A policy change constraining Chinese migrant families sponsoring elderly parents to immigrate to New Zealand is akin to ‘rewriting traditional Chinese cultural practice and the family norm of unification.’

As well as New Zealand’s tightened policy, Chinese families are anxious about China’s revised legislation requiring children to visit parents more regularly or risk being sued.

About half of New Zealand’s 171,411 Chinese residents were born in China, according to the 2013 Census, with many migrants and their parents making up a significant proportion of the country’s Chinese-born population.

Temporary closure

New Zealand’s 2016 policy change has temporarily closed the Parent Category to receive any more applications. Whether this category will be open again for applications is uncertain.

While some adult migrants bring their elderly parents here for retirement, others come to support their adult children’s career development by providing care for their grandchildren.

In return, adult migrant children assume responsibility for supporting their parents when they are unable to live on their own.

Many Chinese adult migrants are a part of a new trend of becoming global citizens.

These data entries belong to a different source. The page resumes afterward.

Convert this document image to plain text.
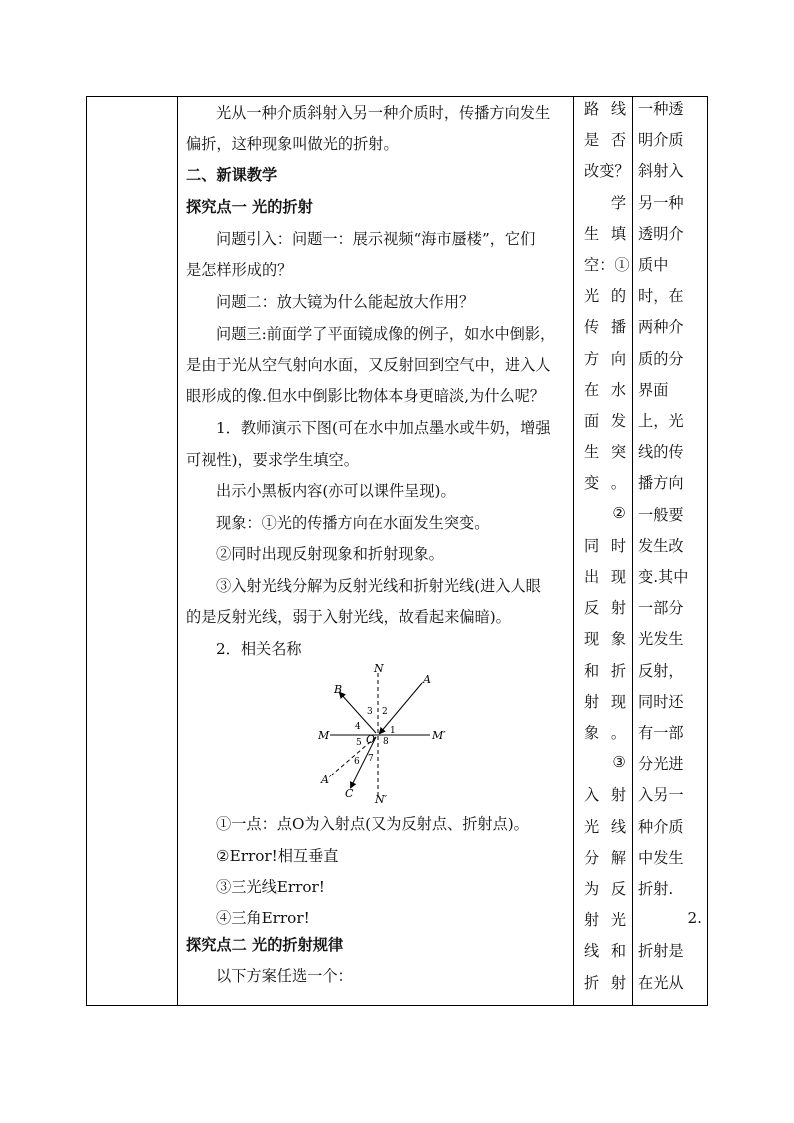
光从一种介质斜射入另一种介质时，传播方向发生

偏折，这种现象叫做光的折射。

二、新课教学

探究点一 光的折射

问题引入：问题一：展示视频“海市蜃楼”，它们

是怎样形成的？

问题二：放大镜为什么能起放大作用？

问题三:前面学了平面镜成像的例子，如水中倒影，

是由于光从空气射向水面，又反射回到空气中，进入人

眼形成的像.但水中倒影比物体本身更暗淡,为什么呢？

1．教师演示下图(可在水中加点墨水或牛奶，增强

可视性)，要求学生填空。

出示小黑板内容(亦可以课件呈现)。

现象：①光的传播方向在水面发生突变。

②同时出现反射现象和折射现象。

③入射光线分解为反射光线和折射光线(进入人眼

的是反射光线，弱于入射光线，故看起来偏暗)。

2．相关名称

N
N′
A
B
C
A′
M	M′
O
1
2
3
4
5
6 7
8

①一点：点O为入射点(又为反射点、折射点)。

②Error!相互垂直

③三光线Error!

④三角Error!

探究点二 光的折射规律

以下方案任选一个：

路线
是否
改变？
学
生填
空：①
光的
传播
方向
在水
面发
生突
变。
②
同时
出现
反射
现象
和折
射现
象。
③
入射
光线
分解
为反
射光
线和
折射
一种透
明介质
斜射入
另一种
透明介
质中
时，在
两种介
质的分
界面
上，光
线的传
播方向
一般要
发生改
变.其中
一部分
光发生
反射，
同时还
有一部
分光进
入另一
种介质
中发生
折射.
2.
折射是
在光从
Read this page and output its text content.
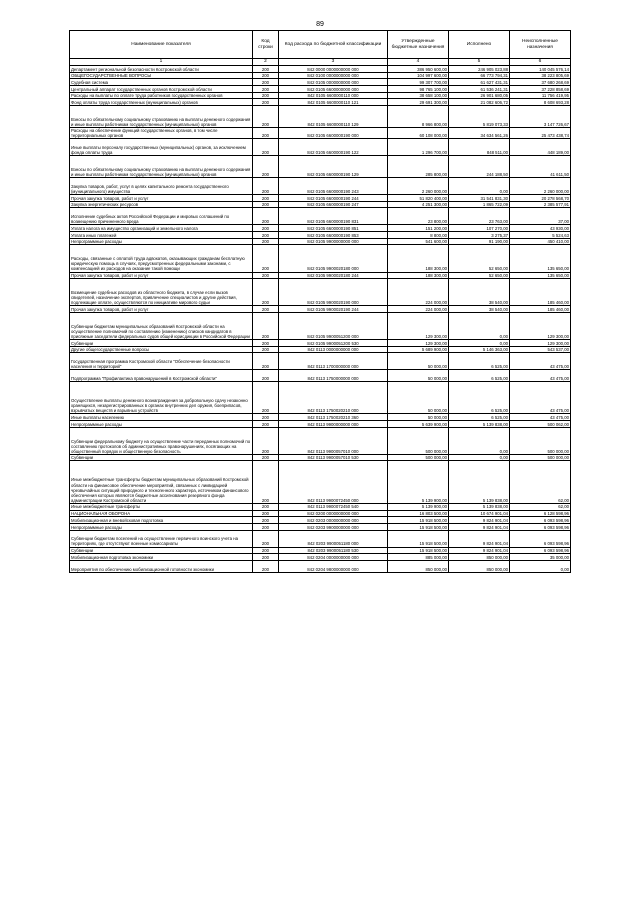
89
Наименование показателя	Код строки	Код расхода по бюджетной классификации	Утвержденные бюджетные назначения	Исполнено	Неисполненные назначения
1	2	3	4	5	6
Департамент региональной безопасности Костромской области	200	842 0000 0000000000 000	386 950 600,00	246 905 023,88	140 045 576,14
ОБЩЕГОСУДАРСТВЕННЫЕ ВОПРОСЫ	200	842 0100 0000000000 000	104 997 600,00	66 773 794,31	38 223 805,69
Судебная система	200	842 0105 0000000000 000	99 307 700,00	61 627 431,31	37 680 268,69
Центральный аппарат государственных органов Костромской области	200	842 0105 6600000000 000	98 765 100,00	61 536 241,31	37 228 858,69
Расходы на выплаты по оплате труда работников государственных органов	200	842 0105 6600000110 000	38 658 100,00	26 901 680,05	11 756 419,95
Фонд оплаты труда государственных (муниципальных) органов	200	842 0105 6600000110 121	29 691 300,00	21 082 606,72	8 608 693,28
Взносы по обязательному социальному страхованию на выплаты денежного содержания и иные выплаты работникам государственных (муниципальных) органов	200	842 0105 6600000110 129	8 966 800,00	5 819 073,33	3 147 726,67
Расходы на обеспечение функций государственных органов, в том числе территориальных органов	200	842 0105 6600000190 000	60 108 000,00	34 634 561,26	25 473 438,74
Иные выплаты персоналу государственных (муниципальных) органов, за исключением фонда оплаты труда	200	842 0105 6600000190 122	1 296 700,00	848 511,00	448 189,00
Взносы по обязательному социальному страхованию на выплаты денежного содержания и иные выплаты работникам государственных (муниципальных) органов	200	842 0105 6600000190 129	285 800,00	244 188,50	41 611,50
Закупка товаров, работ, услуг в целях капитального ремонта государственного (муниципального) имущества	200	842 0105 6600000190 243	2 260 000,00	0,00	2 260 000,00
Прочая закупка товаров, работ и услуг	200	842 0105 6600000190 244	51 820 400,00	31 541 831,30	20 278 568,70
Закупка энергетических ресурсов	200	842 0105 6600000190 247	4 251 300,00	1 865 722,09	2 385 577,91
Исполнение судебных актов Российской Федерации и мировых соглашений по возмещению причиненного вреда	200	842 0105 6600000190 831	23 800,00	23 763,00	37,00
Уплата налога на имущество организаций и земельного налога	200	842 0105 6600000190 851	151 200,00	107 270,00	43 930,00
Уплата иных платежей	200	842 0105 6600000190 853	8 800,00	3 275,37	5 524,63
Непрограммные расходы	200	842 0105 9900000000 000	541 600,00	91 190,00	450 410,00
Расходы, связанные с оплатой труда адвокатов, оказывающих гражданам бесплатную юридическую помощь в случаях, предусмотренных федеральными законами, с компенсацией их расходов на оказание такой помощи	200	842 0105 9900020180 000	188 300,00	52 650,00	135 650,00
Прочая закупка товаров, работ и услуг	200	842 0105 9900020180 244	188 300,00	52 650,00	135 650,00
Возмещение судебных расходов из областного бюджета, в случае если вызов свидетелей, назначение экспертов, привлечение специалистов и другие действия, подлежащие оплате, осуществляются по инициативе мирового судьи	200	842 0105 9900020190 000	224 000,00	38 540,00	185 460,00
Прочая закупка товаров, работ и услуг	200	842 0105 9900020190 244	224 000,00	38 540,00	185 460,00
Субвенции бюджетам муниципальных образований Костромской области на осуществление полномочий по составлению (изменению) списков кандидатов в присяжные заседатели федеральных судов общей юрисдикции в Российской Федерации	200	842 0105 9900051200 000	129 300,00	0,00	129 300,00
Субвенции	200	842 0105 9900051200 530	129 300,00	0,00	129 300,00
Другие общегосударственные вопросы	200	842 0113 0000000000 000	5 689 900,00	5 146 363,00	543 537,00
Государственная программа Костромской области "Обеспечение безопасности населения и территорий"	200	842 0113 1700000000 000	50 000,00	6 525,00	43 475,00
Подпрограмма "Профилактика правонарушений в Костромской области"	200	842 0113 1750000000 000	50 000,00	6 525,00	43 475,00
Осуществление выплаты денежного вознаграждения за добровольную сдачу незаконно хранящихся, незарегистрированных в органах внутренних дел оружия, боеприпасов, взрывчатых веществ и взрывных устройств	200	842 0113 1750020210 000	50 000,00	6 525,00	43 475,00
Иные выплаты населению	200	842 0113 1750020210 360	50 000,00	6 525,00	43 475,00
Непрограммные расходы	200	842 0113 9900000000 000	5 639 900,00	5 139 838,00	500 062,00
Субвенции федеральному бюджету на осуществление части переданных полномочий по составлению протоколов об административных правонарушениях, посягающих на общественный порядок и общественную безопасность	200	842 0113 9900057010 000	500 000,00	0,00	500 000,00
Субвенции	200	842 0113 9900057010 530	500 000,00	0,00	500 000,00
Иные межбюджетные трансферты бюджетам муниципальных образований Костромской области на финансовое обеспечение мероприятий, связанных с ликвидацией чрезвычайных ситуаций природного и техногенного характера, источником финансового обеспечения которых являются бюджетные ассигнования резервного фонда администрации Костромской области	200	842 0113 9900072450 000	5 139 900,00	5 139 838,00	62,00
Иные межбюджетные трансферты	200	842 0113 9900072450 540	5 139 900,00	5 139 838,00	62,00
НАЦИОНАЛЬНАЯ ОБОРОНА	200	842 0200 0000000000 000	16 803 500,00	10 674 901,04	6 128 598,96
Мобилизационная и вневойсковая подготовка	200	842 0203 0000000000 000	15 918 500,00	9 824 901,04	6 093 598,96
Непрограммные расходы	200	842 0203 9900000000 000	15 918 500,00	9 824 901,04	6 093 598,96
Субвенции бюджетам поселений на осуществление первичного воинского учета на территориях, где отсутствуют военные комиссариаты	200	842 0203 9900051180 000	15 918 500,00	9 824 901,04	6 093 598,96
Субвенции	200	842 0203 9900051180 530	15 918 500,00	9 824 901,04	6 093 598,96
Мобилизационная подготовка экономики	200	842 0204 0000000000 000	885 000,00	850 000,00	35 000,00
Мероприятия по обеспечению мобилизационной готовности экономики	200	842 0204 9800000000 000	850 000,00	850 000,00	0,00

They may have multiple residencies, business connections and children who opt to live and study in other countries.

But the care of elderly parents is becoming problematic.

Family reunification

Before the new restrictions, New Zealand’s policy had supported family unification, as it recognised the value of skilled migrants to the New Zealand economy as well as the benefits of extended families and multiple generations being together.

The increasing costs of elder care to the New Zealand taxpayer are part of the rationale for the new restrictions.

This policy change is particularly challenging for many Chinese migrant families because of a strong tradition of filial piety in Chinese culture, which requires the adult children to provide daily care for their elderly parents.

The high proportion of Chinese parents admitted over the last three decades reflects this cultural factor.

Social stigma

A lack of welfare and the cultural stigma about placing elderly people in rest homes in China adds to the complexity of the issue.

As a Chinese migrant facing difficulties in arranging care for my ageing parents in China, I have a personal as well as academic interest in the issue.

After working in New Zealand for many years, I discovered that the new immigration policy blocked my parents from moving here.

The feeling is like a betrayal.

I am a New Zealand citizen like many other locals, but the new policy creates two classes of citizens – one class is those who can enjoy a family life, while the other is not able to. As the only child in my family, taking care of my parents is a serious issue.

Unlike Chinese migrants of early last century who were motivated by economic factors, most migrants from China today seek a better lifestyle, advanced education system, and the securing of foreign passports.

Attractive New Zealand

Many of the 50 new Chinese migrants I have interviewed say that they are attracted to this country because they perceive it as “safe, liberal, and easy-going. Politically, it is democratic and the stable government is perceived as better than China’s. In practice, the entry criteria and living costs are lower than other ‘white settler’ countries. The great natural environment, advanced education system, and the welfare system are also attractive.”

My research will provide fresh understandings of how migrants extended and multi-generational families from China adapt to New Zealand.

I use a novel three-generation framework encompassing migrants, their children and parents to investigate how migratory mobility and intergenerational dynamics affect individual family members and shape migrants’ family life and sense of identity and belonging.

Dr Liangni Sally Liu is a Lecturer in Chinese programme in the School of Humanities, Massey University. In her three-year Marsden-funded study, titled ‘Floating families? New Chinese migrants in New Zealand and their multi-generational families, she takes the policy changes described in the above article as a starting point for exploring the changing dynamics of New Zealand’s growing number of Chinese migrant families.